Marico’s bid to expand its footprint in the fast moving consumer goods (FMCG) business continues. By acquiring the personal care business of the erstwhile Paras Pharmaceuticals from Reckitt Benckiser, it has now entered categories, such as deodorants and hair grooming. Incidentally, Marico has been trying to change its revenue mix, dominated by edible and hair oils, for a while now. This acquisition gives it an entry into the fast growing personal care market.

The portfolio of brands it has acquired has a six per cent market share in deodorants, 24 per cent in hair-styling gels and 68 per cent in post-wash hair conditioners, claim analysts. The three large brands include: Set Wet, Zatak and Livon. While the personal care market is growing at a robust 14 per cent, Paras’ brands could be growing at a blended rate of 20 per cent, analysts say. Thus, the acquisition makes sense from a strategic point of view. What analysts like about this deal is the margin profile of the personal care business. Compared to other FMCG categories, personal care products typically enjoy gross margins of 50-60 per cent. From a strategy and margins point of view, this acquisition makes sense for Marico. However, analysts are concerned over the fact that this is a new category, where Marico does not have much expertise.

The price that Marico has paid for the deal is crucial for the stock’s valuation. Given that Reckitt acquired Paras Pharma for seven to eight times the revenues in 2010, the presumption is that Marico, too, has paid a similar price. Given that the personal care business of Paras is estimated to have revenues of Rs 150 crore, the size of the deal could be in the region of Rs 1,000 crore, at that valuation. In this case, MF Global says the deal would not be EPS accretive for three years at least and implies EPS dilution of nine per cent in FY13.
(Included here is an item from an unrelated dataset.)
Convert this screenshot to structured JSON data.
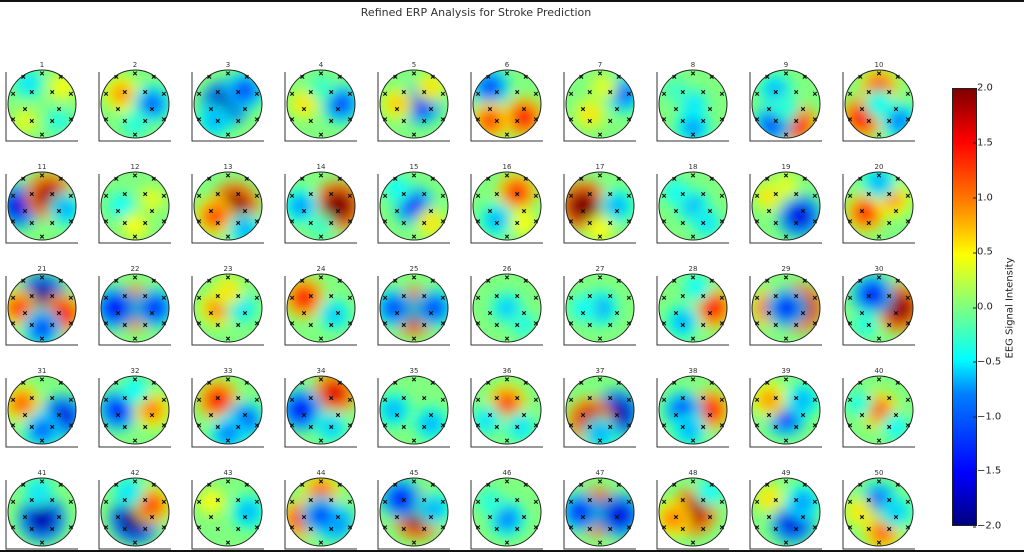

However, the other assumption is the deal could be four times sales, in which case it’s a positive for Marico and the deal will be EPS accretive from FY14. According to Edelweiss Financial Services: “The valuation could be as high as 4–5x sales as in India valuations in general tend to be higher.” Thereby, the deal could be EPS dilutive in the first year.

Marico plans to fund the acquisition through short-term debt and internal accruals. The company currently has cash on its books to the tune of Rs 400 crore and its debt-equity ratio is expected to be 0.7 in March 2012 without considering this purchase.